De cette dégénération, je compatis donc pour toi, parce que toi, je te connais, mais je ne compatis certainement pas pour la grande majorité de tes confrères et consœurs.
Pierre a dit…
Il faudra quand même que tu m'expliques en quoi un mot comme «L. bavarde» te suffit pour déclarer que tu aurais adoré m'avoir comme prof. Néanmoins, je te remercie pour ton soutien, que je ne transmettrai donc pas à mes collègues.
Anonyme a dit…
je suis juste hallucinée par cette réponse !
et rhum raisin, je comprends pas du tout les parents qui "défendent" leurs gosses devant l'autorité des prof... qu'ils aillent manifester leur mécontentement devant le prof directement mais sans le montrer à leur gamin me parait quand même plus censé...
enfin j'espère que ça ne va pas en resté là pierre, tiens nous au courant !
j'hallucine totale !! (je l'ai déjà dis, non ?)
et pourtant j'aime pas les profs !! (sauf pierre ;))
Anonyme a dit…
Pierre, c'est juste qu'écrire "L. bavarde", ce n'est pas très méchant, voire même rigolo. Alors que les mots qui ont été inscrits dans mon carnet à moi au collège - et ici commence ma réponse au commentaire de cecilette - et qui ont été écrits par deux profs particulièrement détestables à deux périodes différentes, étaient déplacés et réellement injustes envers moi. Si maman m'a défendu, dans ces deux cas précis, c'est parce que c'était inenvisageable autrement. Elle est d'ailleurs allée manifester son mécontentement auprès des dits professeurs, ce qui a porté ses fruits, au moins pour l'un des deux.
En revanche, je suis d'accord sur le fait que les parents ne devraient pas trop défendre leurs enfants devant les profs, surtout quand l'offense n'est que d'écrire "L. bavarde".
Anonyme a dit…
Et oui mon pauvre Pierre, ce qui est triste aujourd'hui c'est que la réponse cinglante des parents est devenue la norme. De toute façon si L. encourt un avertissement au conseil, ou même une remarque négative sur le bulletin, mieux vaut écrire ce mot car en cas contraire les mêmes parents risquent de te reprocher de ne pas les avoir informés des bavardages de L. Mais c'est vrai que tu as été un peu violent.
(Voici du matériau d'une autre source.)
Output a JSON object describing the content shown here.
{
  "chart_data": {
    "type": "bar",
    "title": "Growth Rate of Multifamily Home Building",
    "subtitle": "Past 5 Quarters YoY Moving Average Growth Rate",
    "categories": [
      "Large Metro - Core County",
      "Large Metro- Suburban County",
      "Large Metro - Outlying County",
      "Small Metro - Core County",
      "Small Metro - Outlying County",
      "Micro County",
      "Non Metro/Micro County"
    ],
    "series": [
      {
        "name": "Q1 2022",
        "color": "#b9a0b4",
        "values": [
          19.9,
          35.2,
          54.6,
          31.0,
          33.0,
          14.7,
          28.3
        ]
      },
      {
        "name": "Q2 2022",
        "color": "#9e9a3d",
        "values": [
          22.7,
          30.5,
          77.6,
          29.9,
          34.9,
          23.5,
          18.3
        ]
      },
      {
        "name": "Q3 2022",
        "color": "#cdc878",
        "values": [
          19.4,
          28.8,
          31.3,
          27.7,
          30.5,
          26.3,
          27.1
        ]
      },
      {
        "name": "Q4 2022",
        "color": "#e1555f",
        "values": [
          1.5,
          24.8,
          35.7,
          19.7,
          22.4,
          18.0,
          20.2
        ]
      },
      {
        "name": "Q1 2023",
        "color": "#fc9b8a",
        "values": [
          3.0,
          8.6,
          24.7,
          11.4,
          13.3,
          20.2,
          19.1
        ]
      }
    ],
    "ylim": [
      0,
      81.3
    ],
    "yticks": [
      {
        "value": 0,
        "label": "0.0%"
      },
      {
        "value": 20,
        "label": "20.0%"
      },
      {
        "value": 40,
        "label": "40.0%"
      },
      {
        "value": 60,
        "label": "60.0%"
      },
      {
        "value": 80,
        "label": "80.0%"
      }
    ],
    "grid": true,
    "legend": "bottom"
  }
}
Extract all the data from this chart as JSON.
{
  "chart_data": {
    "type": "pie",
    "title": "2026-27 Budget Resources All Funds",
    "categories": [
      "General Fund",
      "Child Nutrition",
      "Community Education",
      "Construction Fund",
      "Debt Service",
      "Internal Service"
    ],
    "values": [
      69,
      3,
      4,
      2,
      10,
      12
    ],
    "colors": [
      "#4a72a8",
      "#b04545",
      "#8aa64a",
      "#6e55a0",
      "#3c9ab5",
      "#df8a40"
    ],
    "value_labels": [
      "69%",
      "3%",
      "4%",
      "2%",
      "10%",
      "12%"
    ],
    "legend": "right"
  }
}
Je te conseille pour la prochaine fois : "L. bavarde, mais L. reste un enfant formidable et je lui conserve toute mon affection". Envisages-tu une réponse afin d'entamer un échange épistolaire avec cette famille pleine d'humour ?
Pierre a dit…
Monty, je te remercie grandement, je penserais à ta formulation en écrivant un mot la prochaine fois que L. bavardera. J'ai songé un instant répondre spirituellement, après avoir réussi à refermer ma bouche et demandé à L. si c'était censé me faire rire, mais finalement, j'ai été faible et j'ai joué mon cafteur. Le mot a donc fait le tour du collège et Monsieur et Madame ont été conviés au collège ce matin, pour rencontrer la CPE et la principale (mais pas moi, parce que je ne travaille pas).
Anonyme a dit…
C'était la meilleure solution, tu as une équipe efficace, quelle chance ! L'échange de traits spirituels aurait pu continuer longtemps, mieux vaut montrer que ça ne fait rire personne.